The Avadel directors accept responsibility for the information contained
in this announcement other than that relating to Alkermes, its Subsidiaries and the Alkermes directors and members of their immediate
families, related trusts and persons connected with them. To the best of the knowledge and belief of the Avadel directors (who have taken
all reasonable care to ensure that this is the case), the information contained in this announcement for which they accept responsibility
is in accordance with the facts and does not omit anything likely to affect the import of such information.
Important Notices Relating to Financial Advisors
J.P. Morgan Securities LLC, together with its affiliate J.P. Morgan
Securities plc (which is authorized in the United Kingdom by the Prudential Regulation Authority and regulated
in the United Kingdom by the Prudential Regulation Authority and the Financial Conduct Authority) (together,
"J.P. Morgan") acted as financial advisor exclusively for Alkermes and no one else in connection with the acquisition and will
not regard any other person as its client in relation to the acquisition and will not be responsible to anyone other than Alkermes for
providing the protections afforded to clients of J.P. Morgan or its affiliates, nor for providing advice in relation to the acquisition
or any other matter or arrangement referred to herein.
Goldman Sachs & Co. LLC, which is authorized and regulated
by the Financial Industry Regulatory Authority, is acting exclusively as financial advisor for Avadel and for no one else in connection
with the matters set out in this announcement and will not regard any other person as its client in relation to the matters set out in
this announcement and will not be responsible to anyone other than Avadel for providing the protections afforded to clients of Goldman
Sachs & Co. LLC nor for providing advice in relation to the acquisition or any other matter referred to in this announcement.
Neither Goldman Sachs & Co. LLC nor any of its affiliates (nor their respective directors, officers, employees or agents)

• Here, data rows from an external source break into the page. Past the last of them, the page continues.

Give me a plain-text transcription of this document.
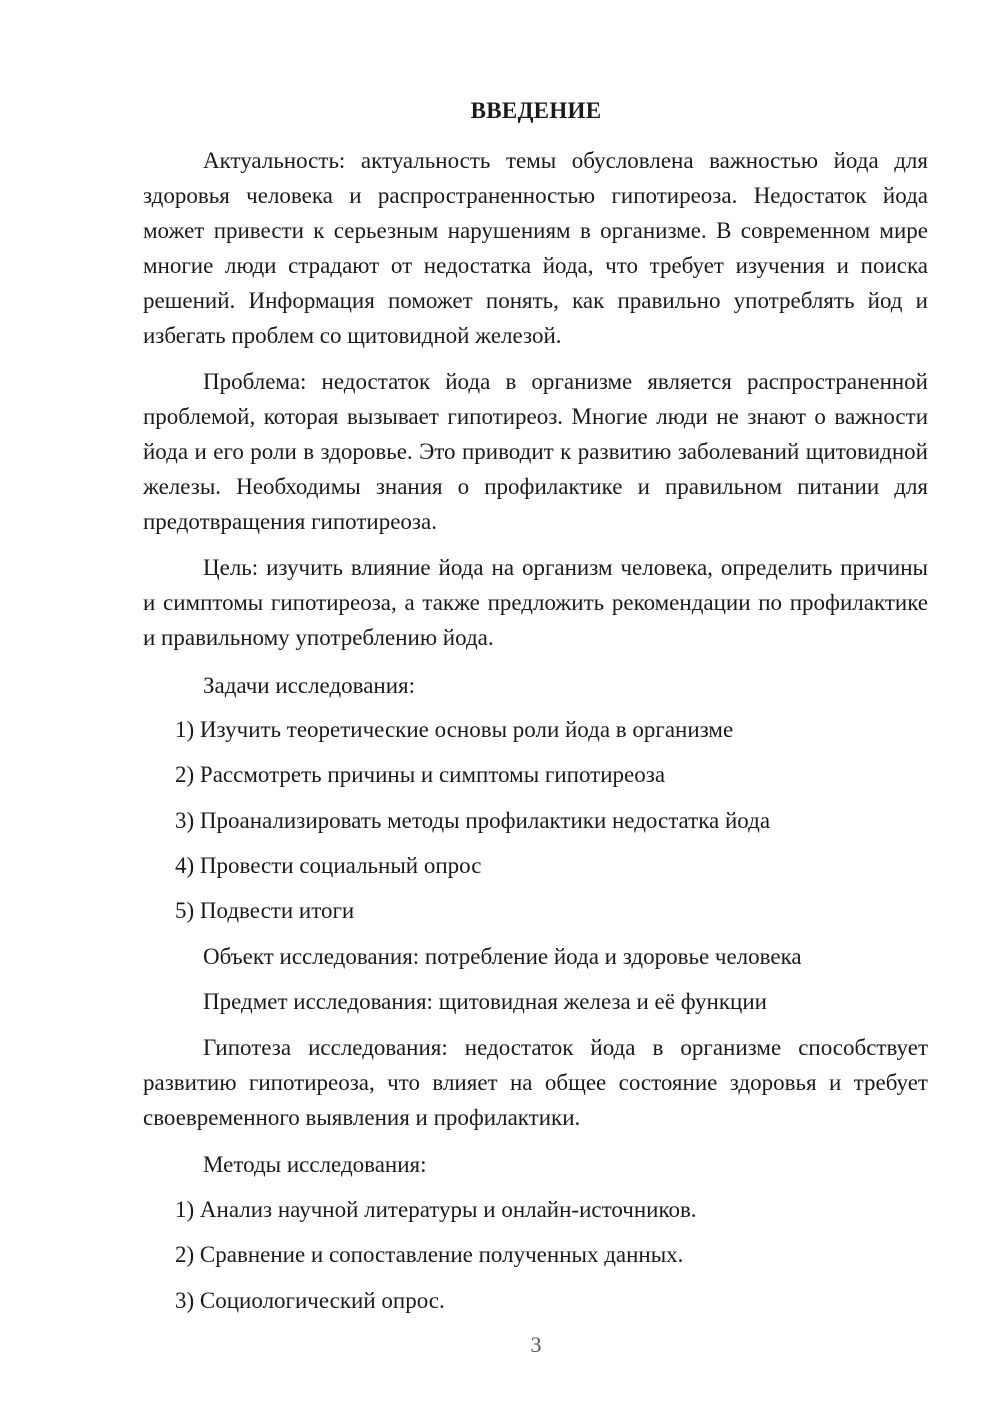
ВВЕДЕНИЕ
Актуальность: актуальность темы обусловлена важностью йода для здоровья человека и распространенностью гипотиреоза. Недостаток йода может привести к серьезным нарушениям в организме. В современном мире многие люди страдают от недостатка йода, что требует изучения и поиска решений. Информация поможет понять, как правильно употреблять йод и избегать проблем со щитовидной железой.
Проблема: недостаток йода в организме является распространенной проблемой, которая вызывает гипотиреоз. Многие люди не знают о важности йода и его роли в здоровье. Это приводит к развитию заболеваний щитовидной железы. Необходимы знания о профилактике и правильном питании для предотвращения гипотиреоза.
Цель: изучить влияние йода на организм человека, определить причины и симптомы гипотиреоза, а также предложить рекомендации по профилактике и правильному употреблению йода.
Задачи исследования:
1) Изучить теоретические основы роли йода в организме
2) Рассмотреть причины и симптомы гипотиреоза
3) Проанализировать методы профилактики недостатка йода
4) Провести социальный опрос
5) Подвести итоги
Объект исследования: потребление йода и здоровье человека
Предмет исследования: щитовидная железа и её функции
Гипотеза исследования: недостаток йода в организме способствует развитию гипотиреоза, что влияет на общее состояние здоровья и требует своевременного выявления и профилактики.
Методы исследования:
1) Анализ научной литературы и онлайн-источников.
2) Сравнение и сопоставление полученных данных.
3) Социологический опрос.
3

owes or accepts any duty, liability or responsibility whatsoever (whether direct or indirect, whether in contract, in tort, under statute
or otherwise) to any person who is not a client of Goldman Sachs & Co. LLC in connection with this announcement, any
statement contained herein or otherwise.
Morgan Stanley & Co. LLC, acting through its affiliate Morgan
Stanley & Co. International plc (together, "Morgan Stanley"), which is authorized by the Prudential Regulation
Authority and regulated by the Financial Conduct Authority in the United Kingdom, is acting exclusively for Avadel
as financial advisor and for no one else in relation to the matters referred to in this announcement. In connection with such matters,
Morgan Stanley and its directors, officers, employees and agents will not regard any other person as its client, nor will it be responsible
to anyone other than Avadel for providing the protections afforded to their clients or for providing advice in connection with the matters
described in this announcement or any matter referred to herein.
Publication on a Website
In accordance with Rule 26.1 of the Irish Takeover Rules, a copy
of this announcement will be available on Avadel’s website at www.avadel.com and on Alkermes’ website at www.alkermes.com by
no later than 12:00 noon (U.S. Eastern Time) on the business day following publication of this announcement. Neither the content
of any such websites referred to in this announcement nor the content of any other websites accessible from hyperlinks on such websites
is incorporated into, or forms part of, this announcement.